Philosopher Simon Critchley has written a brilliant essay exploring this theme more generally. Among the most poetic analyses of the situation I have seen:
The euro was the very project that was meant to unify Europe and turn a rough amalgam of states in a free market arrangement into a genuine social, cultural and economic unity. But it has ended up disunifying the region and creating perverse effects, such as the spectacular rise of the populist right in countries like the Netherlands, for just about every member state, even dear old Finland.
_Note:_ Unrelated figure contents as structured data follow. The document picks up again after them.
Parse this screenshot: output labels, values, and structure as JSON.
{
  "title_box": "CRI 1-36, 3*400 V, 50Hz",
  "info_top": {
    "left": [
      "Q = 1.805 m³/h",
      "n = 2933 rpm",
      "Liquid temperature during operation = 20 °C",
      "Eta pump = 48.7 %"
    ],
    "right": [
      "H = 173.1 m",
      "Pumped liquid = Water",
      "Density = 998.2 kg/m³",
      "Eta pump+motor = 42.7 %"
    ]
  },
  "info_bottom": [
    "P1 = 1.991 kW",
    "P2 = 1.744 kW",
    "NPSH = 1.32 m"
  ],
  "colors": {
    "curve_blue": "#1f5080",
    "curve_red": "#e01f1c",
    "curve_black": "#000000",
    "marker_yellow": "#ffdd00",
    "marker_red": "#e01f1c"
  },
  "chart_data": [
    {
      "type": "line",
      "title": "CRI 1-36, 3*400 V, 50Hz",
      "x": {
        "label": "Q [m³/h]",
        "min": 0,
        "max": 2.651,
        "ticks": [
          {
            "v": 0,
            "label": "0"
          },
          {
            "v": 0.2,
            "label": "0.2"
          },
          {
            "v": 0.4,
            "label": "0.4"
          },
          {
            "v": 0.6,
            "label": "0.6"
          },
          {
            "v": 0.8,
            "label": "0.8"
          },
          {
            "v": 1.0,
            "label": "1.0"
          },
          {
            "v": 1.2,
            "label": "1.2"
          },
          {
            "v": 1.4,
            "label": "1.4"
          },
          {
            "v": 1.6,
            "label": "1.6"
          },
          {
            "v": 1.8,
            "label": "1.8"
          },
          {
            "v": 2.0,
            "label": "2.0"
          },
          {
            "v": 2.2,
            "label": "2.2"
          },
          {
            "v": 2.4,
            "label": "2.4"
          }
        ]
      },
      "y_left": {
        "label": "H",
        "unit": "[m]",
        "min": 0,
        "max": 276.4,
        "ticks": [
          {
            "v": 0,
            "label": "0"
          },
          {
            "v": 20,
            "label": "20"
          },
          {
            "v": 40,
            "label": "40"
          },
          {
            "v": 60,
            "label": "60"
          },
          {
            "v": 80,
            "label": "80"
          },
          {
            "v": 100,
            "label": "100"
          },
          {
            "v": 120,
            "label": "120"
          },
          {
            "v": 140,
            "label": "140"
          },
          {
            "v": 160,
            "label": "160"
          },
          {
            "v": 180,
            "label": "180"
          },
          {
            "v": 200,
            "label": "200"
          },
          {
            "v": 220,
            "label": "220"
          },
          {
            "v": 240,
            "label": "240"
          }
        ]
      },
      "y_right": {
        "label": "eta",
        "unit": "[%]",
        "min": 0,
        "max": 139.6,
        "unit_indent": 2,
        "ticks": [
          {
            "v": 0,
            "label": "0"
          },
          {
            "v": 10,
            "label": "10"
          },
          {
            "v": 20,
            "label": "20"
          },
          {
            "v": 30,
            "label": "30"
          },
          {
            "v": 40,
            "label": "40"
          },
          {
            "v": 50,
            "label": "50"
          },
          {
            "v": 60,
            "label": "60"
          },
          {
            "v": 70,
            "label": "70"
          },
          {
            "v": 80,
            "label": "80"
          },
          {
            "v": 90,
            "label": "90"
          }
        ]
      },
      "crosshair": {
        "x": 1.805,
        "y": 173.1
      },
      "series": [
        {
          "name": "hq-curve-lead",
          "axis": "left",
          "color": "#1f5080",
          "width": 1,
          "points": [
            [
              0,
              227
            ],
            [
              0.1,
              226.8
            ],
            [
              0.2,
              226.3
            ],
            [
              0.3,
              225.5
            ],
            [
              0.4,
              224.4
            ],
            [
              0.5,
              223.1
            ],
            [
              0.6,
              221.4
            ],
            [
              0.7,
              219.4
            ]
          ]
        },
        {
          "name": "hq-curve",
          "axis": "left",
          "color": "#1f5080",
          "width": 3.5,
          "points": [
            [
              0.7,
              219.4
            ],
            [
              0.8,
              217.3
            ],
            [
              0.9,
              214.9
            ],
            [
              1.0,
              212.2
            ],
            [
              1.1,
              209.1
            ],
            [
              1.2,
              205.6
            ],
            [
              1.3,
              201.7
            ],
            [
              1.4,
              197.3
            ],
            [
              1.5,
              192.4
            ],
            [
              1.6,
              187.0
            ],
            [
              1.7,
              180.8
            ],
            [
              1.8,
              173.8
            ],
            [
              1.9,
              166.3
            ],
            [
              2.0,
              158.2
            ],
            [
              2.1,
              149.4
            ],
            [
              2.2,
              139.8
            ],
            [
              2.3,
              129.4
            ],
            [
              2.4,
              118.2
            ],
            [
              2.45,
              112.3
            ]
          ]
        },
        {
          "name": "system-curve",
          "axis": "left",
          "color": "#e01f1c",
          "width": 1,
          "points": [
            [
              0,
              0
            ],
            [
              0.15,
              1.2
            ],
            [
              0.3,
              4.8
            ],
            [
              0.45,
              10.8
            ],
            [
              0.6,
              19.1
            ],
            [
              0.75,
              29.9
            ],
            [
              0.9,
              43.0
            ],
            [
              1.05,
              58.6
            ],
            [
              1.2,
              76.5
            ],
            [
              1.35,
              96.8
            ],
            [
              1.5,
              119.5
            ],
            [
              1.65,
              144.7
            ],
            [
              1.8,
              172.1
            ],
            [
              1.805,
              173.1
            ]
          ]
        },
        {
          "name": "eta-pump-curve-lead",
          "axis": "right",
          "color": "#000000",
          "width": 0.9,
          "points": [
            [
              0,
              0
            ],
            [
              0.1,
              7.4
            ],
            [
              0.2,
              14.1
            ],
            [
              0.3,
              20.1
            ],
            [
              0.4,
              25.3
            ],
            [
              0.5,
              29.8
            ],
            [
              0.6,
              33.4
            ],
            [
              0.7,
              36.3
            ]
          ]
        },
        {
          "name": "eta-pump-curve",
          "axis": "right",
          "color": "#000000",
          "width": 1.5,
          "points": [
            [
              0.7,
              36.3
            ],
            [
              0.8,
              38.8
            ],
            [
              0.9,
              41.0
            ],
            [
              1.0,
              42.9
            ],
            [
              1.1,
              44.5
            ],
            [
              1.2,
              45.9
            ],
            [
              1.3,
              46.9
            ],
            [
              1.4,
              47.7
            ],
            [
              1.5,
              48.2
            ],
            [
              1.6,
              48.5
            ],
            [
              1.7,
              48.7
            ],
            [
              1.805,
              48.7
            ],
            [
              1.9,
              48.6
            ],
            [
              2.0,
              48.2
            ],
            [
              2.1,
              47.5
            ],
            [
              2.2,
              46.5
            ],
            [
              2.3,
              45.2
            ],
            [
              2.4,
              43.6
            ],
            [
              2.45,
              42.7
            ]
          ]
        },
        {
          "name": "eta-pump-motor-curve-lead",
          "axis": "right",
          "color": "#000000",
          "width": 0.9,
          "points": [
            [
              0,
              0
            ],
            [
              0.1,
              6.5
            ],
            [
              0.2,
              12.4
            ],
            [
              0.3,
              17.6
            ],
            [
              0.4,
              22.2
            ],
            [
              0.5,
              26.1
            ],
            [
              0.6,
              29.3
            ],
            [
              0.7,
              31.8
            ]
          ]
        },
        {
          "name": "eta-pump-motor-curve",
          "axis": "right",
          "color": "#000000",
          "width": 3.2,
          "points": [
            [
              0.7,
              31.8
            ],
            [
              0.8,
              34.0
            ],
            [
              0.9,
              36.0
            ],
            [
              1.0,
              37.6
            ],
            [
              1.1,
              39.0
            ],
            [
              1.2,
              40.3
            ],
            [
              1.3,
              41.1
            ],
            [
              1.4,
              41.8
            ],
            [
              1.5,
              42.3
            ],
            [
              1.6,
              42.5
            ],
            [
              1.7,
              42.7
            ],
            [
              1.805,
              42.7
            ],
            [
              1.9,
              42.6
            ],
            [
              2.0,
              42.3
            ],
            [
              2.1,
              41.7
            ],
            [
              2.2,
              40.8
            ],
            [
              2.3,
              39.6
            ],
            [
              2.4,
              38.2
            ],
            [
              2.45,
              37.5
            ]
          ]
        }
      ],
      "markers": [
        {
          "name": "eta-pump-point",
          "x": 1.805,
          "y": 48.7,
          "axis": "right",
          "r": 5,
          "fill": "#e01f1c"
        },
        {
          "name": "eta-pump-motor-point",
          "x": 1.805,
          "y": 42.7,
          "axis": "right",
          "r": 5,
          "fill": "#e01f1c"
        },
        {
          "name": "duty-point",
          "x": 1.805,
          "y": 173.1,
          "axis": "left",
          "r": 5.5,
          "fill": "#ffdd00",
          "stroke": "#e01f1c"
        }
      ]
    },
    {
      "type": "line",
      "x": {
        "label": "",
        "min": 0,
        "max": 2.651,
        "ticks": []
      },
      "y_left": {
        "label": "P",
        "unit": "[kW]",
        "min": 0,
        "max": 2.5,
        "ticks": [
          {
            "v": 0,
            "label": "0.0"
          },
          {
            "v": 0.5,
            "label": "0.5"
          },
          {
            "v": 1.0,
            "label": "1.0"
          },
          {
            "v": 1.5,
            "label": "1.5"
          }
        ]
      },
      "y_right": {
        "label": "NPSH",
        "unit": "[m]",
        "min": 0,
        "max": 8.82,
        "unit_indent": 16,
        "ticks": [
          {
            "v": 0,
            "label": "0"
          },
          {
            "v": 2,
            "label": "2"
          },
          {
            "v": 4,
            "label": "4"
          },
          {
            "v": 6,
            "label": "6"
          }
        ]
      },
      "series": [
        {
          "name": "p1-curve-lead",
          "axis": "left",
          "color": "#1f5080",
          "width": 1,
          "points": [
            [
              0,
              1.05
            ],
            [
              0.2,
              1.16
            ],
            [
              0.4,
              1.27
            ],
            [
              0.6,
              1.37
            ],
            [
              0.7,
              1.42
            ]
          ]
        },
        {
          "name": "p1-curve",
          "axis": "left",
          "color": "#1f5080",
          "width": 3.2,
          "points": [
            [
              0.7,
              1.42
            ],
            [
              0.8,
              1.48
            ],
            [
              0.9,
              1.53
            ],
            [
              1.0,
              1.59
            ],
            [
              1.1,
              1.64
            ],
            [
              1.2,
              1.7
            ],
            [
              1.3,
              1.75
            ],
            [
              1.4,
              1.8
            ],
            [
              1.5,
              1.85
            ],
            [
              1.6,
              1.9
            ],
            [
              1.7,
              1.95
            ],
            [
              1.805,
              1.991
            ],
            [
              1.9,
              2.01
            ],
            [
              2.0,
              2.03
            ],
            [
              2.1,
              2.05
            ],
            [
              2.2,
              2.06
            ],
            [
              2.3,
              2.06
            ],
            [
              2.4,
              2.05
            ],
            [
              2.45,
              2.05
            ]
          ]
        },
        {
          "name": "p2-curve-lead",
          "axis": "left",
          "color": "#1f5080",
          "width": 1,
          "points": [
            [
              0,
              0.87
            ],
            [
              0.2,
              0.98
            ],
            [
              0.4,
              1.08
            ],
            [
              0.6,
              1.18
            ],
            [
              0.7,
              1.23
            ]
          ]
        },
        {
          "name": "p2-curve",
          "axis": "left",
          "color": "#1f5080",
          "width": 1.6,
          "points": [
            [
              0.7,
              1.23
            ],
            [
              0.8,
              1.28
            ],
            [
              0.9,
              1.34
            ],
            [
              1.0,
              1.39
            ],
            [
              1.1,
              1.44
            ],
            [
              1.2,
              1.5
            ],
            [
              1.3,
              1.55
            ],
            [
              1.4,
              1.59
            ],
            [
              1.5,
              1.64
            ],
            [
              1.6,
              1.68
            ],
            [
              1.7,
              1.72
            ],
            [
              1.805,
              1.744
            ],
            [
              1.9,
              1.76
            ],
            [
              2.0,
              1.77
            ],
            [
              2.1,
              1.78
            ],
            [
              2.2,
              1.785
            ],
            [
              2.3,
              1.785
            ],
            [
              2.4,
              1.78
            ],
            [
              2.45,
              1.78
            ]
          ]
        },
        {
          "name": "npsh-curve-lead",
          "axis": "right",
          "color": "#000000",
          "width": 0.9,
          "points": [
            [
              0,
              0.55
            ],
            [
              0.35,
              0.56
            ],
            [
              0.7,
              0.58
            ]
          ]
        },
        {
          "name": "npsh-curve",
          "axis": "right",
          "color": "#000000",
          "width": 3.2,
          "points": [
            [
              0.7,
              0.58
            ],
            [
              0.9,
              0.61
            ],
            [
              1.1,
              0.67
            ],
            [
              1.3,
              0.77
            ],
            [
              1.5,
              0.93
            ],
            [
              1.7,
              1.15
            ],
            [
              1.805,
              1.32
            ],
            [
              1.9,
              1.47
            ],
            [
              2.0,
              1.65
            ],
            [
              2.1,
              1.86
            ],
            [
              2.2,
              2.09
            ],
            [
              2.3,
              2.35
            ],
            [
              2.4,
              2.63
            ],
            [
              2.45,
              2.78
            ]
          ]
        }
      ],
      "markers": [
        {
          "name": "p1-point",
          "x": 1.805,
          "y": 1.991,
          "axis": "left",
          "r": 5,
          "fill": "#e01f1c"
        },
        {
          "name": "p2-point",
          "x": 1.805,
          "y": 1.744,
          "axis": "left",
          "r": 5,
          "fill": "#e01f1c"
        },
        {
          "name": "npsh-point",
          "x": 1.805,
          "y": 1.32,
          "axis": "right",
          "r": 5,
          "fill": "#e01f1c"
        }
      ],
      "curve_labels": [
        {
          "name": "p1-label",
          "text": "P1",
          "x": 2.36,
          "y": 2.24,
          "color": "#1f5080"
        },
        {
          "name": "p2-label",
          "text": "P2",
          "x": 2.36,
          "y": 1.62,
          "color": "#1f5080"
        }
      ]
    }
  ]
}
What makes this a tragedy is that we knew some of this all along — economic seers of various stripes had so prophesied — and still we conspired with it out of arrogance, dogma and complacency.  European leaders — technocrats whom Paul Krugman dubbed this week “boring cruel romantics” — ignored warnings that the euro was a politically motivated project that would simply not work given the diversity of economies that the system was meant to cover. The seers, indeed, said it would fail; politicians across Europe ignored the warnings because it didn’t fit their version of the fantasy of Europe as a counterweight to United States’ hegemony. Bad deals were made, some lies were told, the peoples of the various member countries were bludgeoned into compliance often without being consulted, and now the proverbial chickens are coming home to roost.

But we heard nothing and saw nothing, for shame. The tragic truth that we see unspooling in the desperate attempts to shore up the European Union while accepting no responsibility for the unfolding disaster is something that we both willed and that threatens to now destroy the union in its present form.

The euro is a vast boomerang that is busy knocking over millions of people. European leaders, in their blindness, continue to act as if that were not the case.